Frères et soeurs, l’évangile nous invite aujourd’hui à nous arrêter sur le regard de Jésus qui se porte sur une pauvre veuve en train de déposer sa modeste offrande dans le tronc du Temple. Personne ne fait attention à elle, mais Jésus, lui, la voit et il est dans l’admiration devant son geste d’offrande, parce qu’elle a donné tout ce qu’elle avait, alors que d’autres bien plus riches n’ont donné que de leur superflu. Dans ce regard de Jésus, c’est le regard même de Dieu que nous contemplons. Et, comme le dit une parole de la Sainte Ecriture, « Dieu ne regarde pas comme les hommes : les hommes se fient à l’apparence, mais le Seigneur regarde le coeur ». Voilà une invitation pour nous à nous exercer à regarder avec le regard de Jésus, un regard vrai, juste, compatissant et miséricordieux, un regard d’amour.
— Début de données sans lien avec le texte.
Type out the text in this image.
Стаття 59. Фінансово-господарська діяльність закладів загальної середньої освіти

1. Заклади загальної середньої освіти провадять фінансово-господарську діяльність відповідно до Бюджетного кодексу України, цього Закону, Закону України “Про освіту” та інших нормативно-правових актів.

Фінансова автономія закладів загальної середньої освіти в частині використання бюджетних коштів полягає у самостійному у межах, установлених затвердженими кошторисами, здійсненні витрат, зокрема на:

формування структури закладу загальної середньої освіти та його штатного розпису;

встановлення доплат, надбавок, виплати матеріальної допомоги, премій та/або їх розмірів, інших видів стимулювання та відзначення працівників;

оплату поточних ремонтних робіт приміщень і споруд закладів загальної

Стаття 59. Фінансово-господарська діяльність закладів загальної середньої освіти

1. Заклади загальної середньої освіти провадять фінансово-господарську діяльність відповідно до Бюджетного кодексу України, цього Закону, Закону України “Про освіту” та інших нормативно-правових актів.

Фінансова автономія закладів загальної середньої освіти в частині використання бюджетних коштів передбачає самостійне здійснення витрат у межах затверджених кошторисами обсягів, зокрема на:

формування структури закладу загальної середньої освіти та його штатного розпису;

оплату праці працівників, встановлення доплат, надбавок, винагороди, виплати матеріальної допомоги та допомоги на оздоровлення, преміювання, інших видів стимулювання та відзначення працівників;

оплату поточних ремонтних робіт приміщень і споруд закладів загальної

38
Combien de nos jugements hâtifs changeraient si nous nous efforcions de regarder comme Jésus ! C’est bien sûr un apprentissage qui n’est jamais fini. Et c’est dans la prière, la méditation de la Parole de Dieu, que nous pouvons faire cet apprentissage. Comme le disait saint Pierre d’Alcantara : « combien mes idées changent lorsque je mets à prier ».

 

Frères et soeurs, il y a 100 ans, jour pour jour, cessait le bruit des armes sur le sol de notre pays. L’armistice était signé après quatre années d’une guerre atroce impliquant les plus grandes puissances de l’Europe et du monde. Des millions et des millions d’hommes ont versé leur sang. Les Monuments aux morts de toutes les communes de France témoignent de l’horreur de cette guerre qui décima les populations en saignant la jeune génération, à tel point qu’on a pu dire de cette guerre qu’elle avait signé le commencement du déclin de l’Europe.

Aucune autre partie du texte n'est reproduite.